Sakina Bibi, 38, and her daughter, Rizwana, 16, had been giving drops to children when two gunmen on a motorcycle opened fire, police said.
No group has said it was behind the attack.
However, Islamist militants oppose vaccination, saying it is a Western conspiracy to sterilise Muslims.
Police said that the vaccination team had not been given security as in the past the police presence had drawn attention to their work.
Police official Naseebullah Khan said the women had been part of a major immunisation campaign in Balochistan province, of which Quetta is the capital.

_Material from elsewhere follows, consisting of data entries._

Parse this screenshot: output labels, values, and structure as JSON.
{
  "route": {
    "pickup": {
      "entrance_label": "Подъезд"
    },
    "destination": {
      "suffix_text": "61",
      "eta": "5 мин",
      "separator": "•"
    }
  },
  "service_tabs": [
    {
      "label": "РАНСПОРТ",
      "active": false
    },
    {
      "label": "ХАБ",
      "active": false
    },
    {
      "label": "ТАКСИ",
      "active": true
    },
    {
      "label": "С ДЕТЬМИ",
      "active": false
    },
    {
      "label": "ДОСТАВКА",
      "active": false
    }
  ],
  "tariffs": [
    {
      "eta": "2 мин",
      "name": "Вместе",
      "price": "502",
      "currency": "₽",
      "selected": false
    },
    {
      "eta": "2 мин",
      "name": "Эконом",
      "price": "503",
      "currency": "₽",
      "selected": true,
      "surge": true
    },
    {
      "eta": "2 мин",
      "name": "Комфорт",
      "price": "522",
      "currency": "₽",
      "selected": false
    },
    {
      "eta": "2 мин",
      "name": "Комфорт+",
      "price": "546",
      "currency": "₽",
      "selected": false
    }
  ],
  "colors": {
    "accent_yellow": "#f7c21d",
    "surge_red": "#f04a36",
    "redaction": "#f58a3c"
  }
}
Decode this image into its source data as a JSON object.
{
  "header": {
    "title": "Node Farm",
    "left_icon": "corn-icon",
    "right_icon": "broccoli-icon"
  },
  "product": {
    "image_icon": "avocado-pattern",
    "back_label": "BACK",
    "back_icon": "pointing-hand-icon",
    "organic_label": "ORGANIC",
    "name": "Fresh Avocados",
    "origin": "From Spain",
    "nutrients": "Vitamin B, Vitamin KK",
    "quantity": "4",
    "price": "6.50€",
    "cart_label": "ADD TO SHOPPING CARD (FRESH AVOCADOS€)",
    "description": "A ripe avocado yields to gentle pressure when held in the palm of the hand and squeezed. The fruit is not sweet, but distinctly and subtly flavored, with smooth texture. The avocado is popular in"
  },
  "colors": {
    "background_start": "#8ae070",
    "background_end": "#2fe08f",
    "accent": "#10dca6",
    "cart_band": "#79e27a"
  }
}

"They died on their way to a hospital," he said.
Balochistan chief minister Mir Abdul Qudus Bizenjo condemned the shooting as an act of "cowardice and terrorism".
"An attack on those working to serve the people is an attack on humanity," he added.
Scores of people have been killed in recent years in militant attacks on polio immunisation campaigns.
In January 2015 a suicide bombing in Quetta killed 15 people outside a vaccination centre in Quetta. The Pakistani Taliban and another militant group, Jundullah, claimed to have been behind that attack.
Pakistan is one of only three countries in the world, along with Nigeria and Afghanistan, that have failed to prevent the transmission of polio, according to the World Health Organization.
Pakistani Prime Minister Shahid Khaqan Abbasi ordered authorities in Balochistan to step up security around the polio teams.